В Ленинграде нас встретило огромное количество санитарных машин и два автобуса. Видимо думали, что в группе в основном лежачие. Разместившись в двух автобусах, поехали в город. По пути у одного пивного ларька всем автобусом попили пива.
В Ленинграде нас разделили на две группы. Более тяжелая группа осталась в медицинской академии, остальных направили в военноморской госпиталь.
В академии остались: Повстьев, Козырев, Енин, Красичков, Кулаков, Березов, Рыжиков. Отношение медперсонала к нам было великолепное. Назову прежде всего Алексеева Григория Ильича. Он сам делал нам пересадку костного мозга, сам же готовил инструментарий.
Закржевский Е.Б., полковник, предложил не колеблясь, свой костный мозг для Повстьева, так как пересадка нужна была в день приезда, а доноров не было. Для Козырева дала костный мозг медсестра Мария Васильевна. Мой лечащий врач Беата Витольдовна Новодворская в дни кризиса постоянно была рядом. И все же, к нашему большому сожалению, двух товарищей спасти не удалось. Повстьев умирал на руках у Енина и Козырева. Очень ему хотелось увидеть своего сына, который недавно родился. Однако, не успела его Валентина буквально самую малость.
Смерть Юрия Николаевича как-то подкосила и нас. Резко ухудшилось состояние у Козырева, Рыжикова, Красичкова, Енина, Кулакова, Березова. Температура подскочила к сорока градусам. Нам стали делать повторную пересадку костного мозга, каждый день прямое переливание крови.
Через три дня после смерти Повстьева потеряли мы и Бориса Рыжикова. Умирал Борис тяжело, был все время в сознании. Не хотелось ему умирать в 22 года. Он же в волейбол играл уже здесь в академии.
Может быть, не следовало этого делать.
Хочется сказать о наших женах. Все они приехали в Ленинград, приходили к нам каждый день. А моя Надежда Сергеевна, узнав, что нам дали квартиру, не дожидаясь моего возвращения из похода, с двумя малыми детьми приехала в Западную Лицу. Сюрприз мне хотела преподнести. Там ее встретил В.А.Ваганов и ошарашил встречным «сюрпризом». Оправившись от «сюрприза», приехала в Ленинград и находилась там до моего выздоровления.
После лечения началась для меня береговая служба. В 1962 году меня перевели в Обнинск преподавателем офицерских классов. А потом перевели в Севастопольское высшее военно-морское инженерное училище преподавателем на кафедре ЯЭУ. В 1979 году уволился в запас.
После демобилизации некоторое время работал в СВВМИУ, инженером лаборатории.
ВСПОМИНАЕТ КРАСИЧКОВА Н.С.
События, произошедшие на «К-19» по своим последствиям в судьбе моей семьи стали роковыми.
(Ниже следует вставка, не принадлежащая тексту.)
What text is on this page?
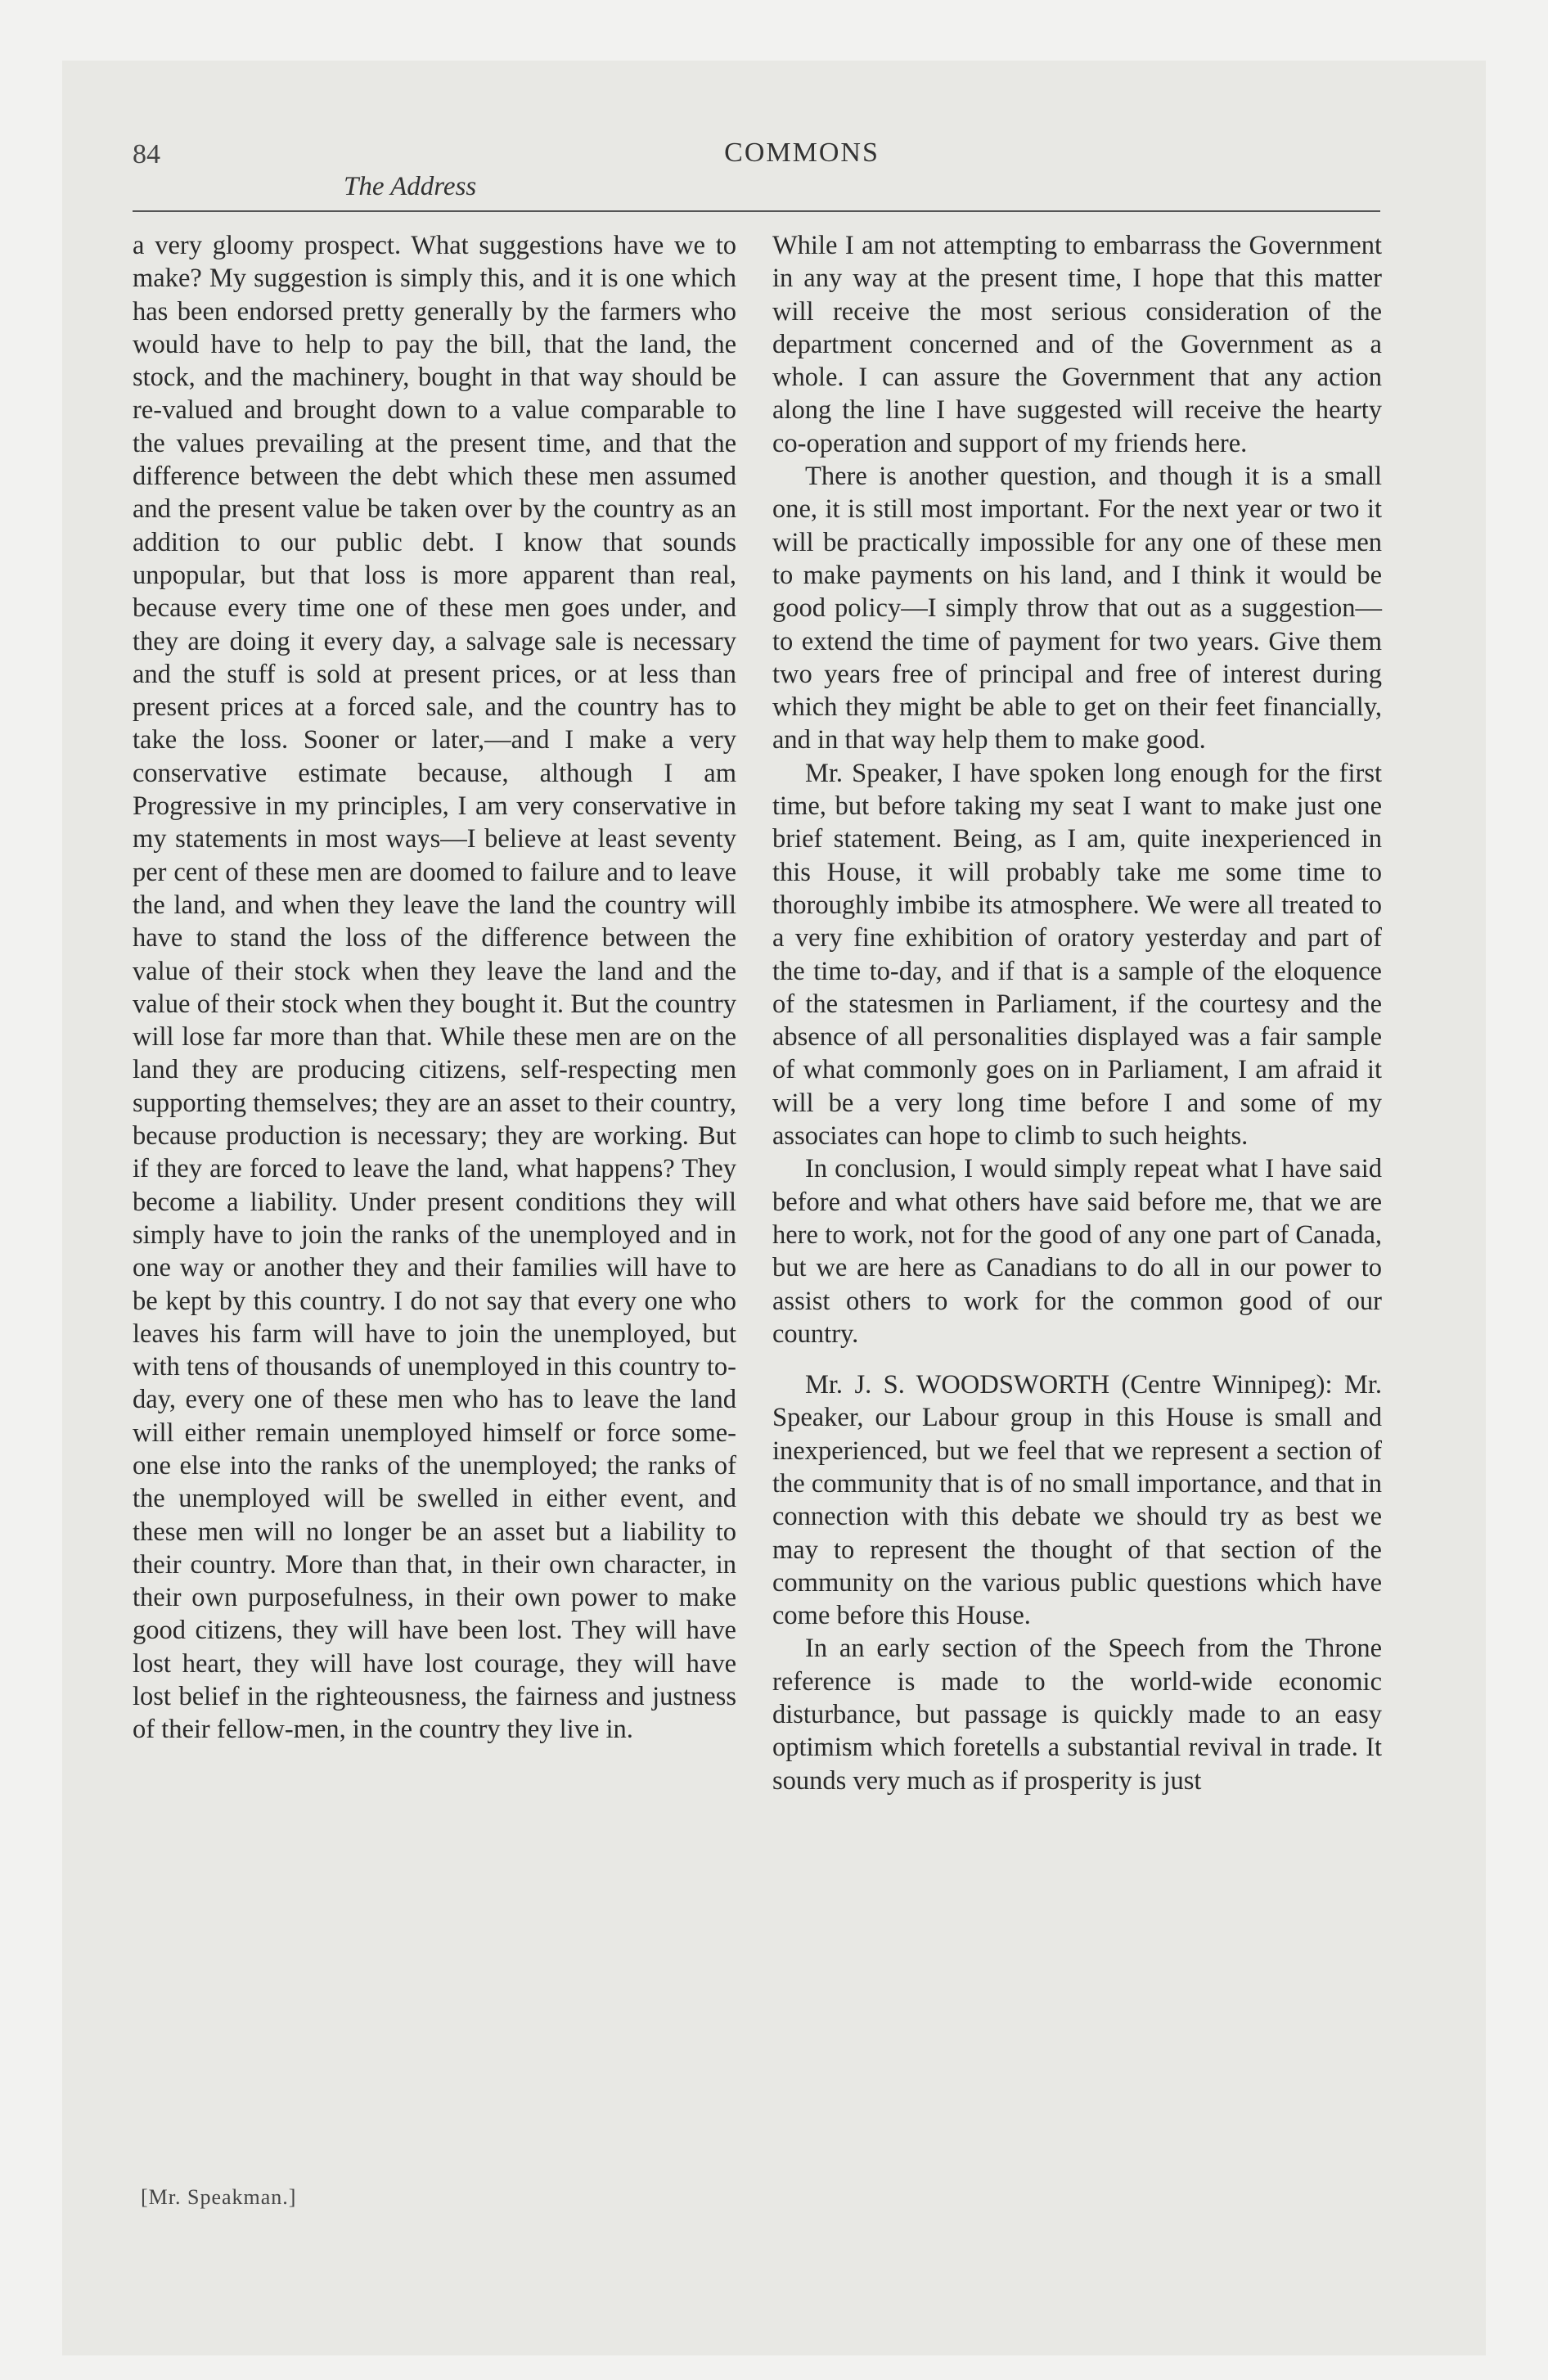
84	COMMONS
The Address

a very gloomy prospect. What suggestions have we to make? My suggestion is simply this, and it is one which has been endorsed pretty generally by the farmers who would have to help to pay the bill, that the land, the stock, and the machinery, bought in that way should be re-valued and brought down to a value comparable to the values prevailing at the present time, and that the difference between the debt which these men assumed and the present value be taken over by the country as an addition to our public debt. I know that sounds unpopular, but that loss is more apparent than real, because every time one of these men goes under, and they are doing it every day, a salvage sale is necessary and the stuff is sold at present prices, or at less than present prices at a forced sale, and the country has to take the loss. Sooner or later,—and I make a very conservative estimate because, although I am Progressive in my principles, I am very conservative in my statements in most ways—I believe at least seventy per cent of these men are doomed to failure and to leave the land, and when they leave the land the country will have to stand the loss of the difference between the value of their stock when they leave the land and the value of their stock when they bought it. But the country will lose far more than that. While these men are on the land they are producing citizens, self-respecting men supporting themselves; they are an asset to their country, because production is necessary; they are working. But if they are forced to leave the land, what happens? They become a liability. Under present conditions they will simply have to join the ranks of the unemployed and in one way or another they and their families will have to be kept by this country. I do not say that every one who leaves his farm will have to join the unemployed, but with tens of thousands of unemployed in this country to-day, every one of these men who has to leave the land will either remain unemployed himself or force some-one else into the ranks of the unemployed; the ranks of the unemployed will be swelled in either event, and these men will no longer be an asset but a liability to their country. More than that, in their own character, in their own purposefulness, in their own power to make good citizens, they will have been lost. They will have lost heart, they will have lost courage, they will have lost belief in the righteousness, the fairness and justness of their fellow-men, in the country they live in.

While I am not attempting to embarrass the Government in any way at the present time, I hope that this matter will receive the most serious consideration of the department concerned and of the Government as a whole. I can assure the Government that any action along the line I have suggested will receive the hearty co-operation and support of my friends here.

There is another question, and though it is a small one, it is still most important. For the next year or two it will be practically impossible for any one of these men to make payments on his land, and I think it would be good policy—I simply throw that out as a suggestion—to extend the time of payment for two years. Give them two years free of principal and free of interest during which they might be able to get on their feet financially, and in that way help them to make good.

Mr. Speaker, I have spoken long enough for the first time, but before taking my seat I want to make just one brief statement. Being, as I am, quite inexperienced in this House, it will probably take me some time to thoroughly imbibe its atmosphere. We were all treated to a very fine exhibition of oratory yesterday and part of the time to-day, and if that is a sample of the eloquence of the statesmen in Parliament, if the courtesy and the absence of all personalities displayed was a fair sample of what commonly goes on in Parliament, I am afraid it will be a very long time before I and some of my associates can hope to climb to such heights.

In conclusion, I would simply repeat what I have said before and what others have said before me, that we are here to work, not for the good of any one part of Canada, but we are here as Canadians to do all in our power to assist others to work for the common good of our country.

Mr. J. S. WOODSWORTH (Centre Winnipeg): Mr. Speaker, our Labour group in this House is small and inexperienced, but we feel that we represent a section of the community that is of no small importance, and that in connection with this debate we should try as best we may to represent the thought of that section of the community on the various public questions which have come before this House.

In an early section of the Speech from the Throne reference is made to the world-wide economic disturbance, but passage is quickly made to an easy optimism which foretells a substantial revival in trade. It sounds very much as if prosperity is just

[Mr. Speakman.]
Они поделили мою жизнь: до аварии и после нее. О радиационном ужасе, произошедшем на апл, мне сообщила жена командира БЧ-5 Нинель Григорьевна Козырева. О трагических событиях на «К-19» она узнала из сообщения радио « Голос Америки». По приезду в Западную Лицу, меня проинформировали, что переоблученные подводники, в числе которых был мой муж находятся в госпитале г. Полярного, куда их доставила дизельная подводная лодка с аварийной «К-19»
После долгих хождений к заместителю командующего первой флотилией капитану 1 ранга Сорокину было принято решение об отправке жен к переоблученным мужьям. Приехав в госпиталь, мы узнали, что наших мужей не лечат. Им периодически делали клизмы и кормили, какими – то таблетками. Муж рассказал мне вопиющую историю о «теплой» встрече их по прибытии в г. Полярный. Героев-подводников встречали, как закоренелых преступников-рецидивистов.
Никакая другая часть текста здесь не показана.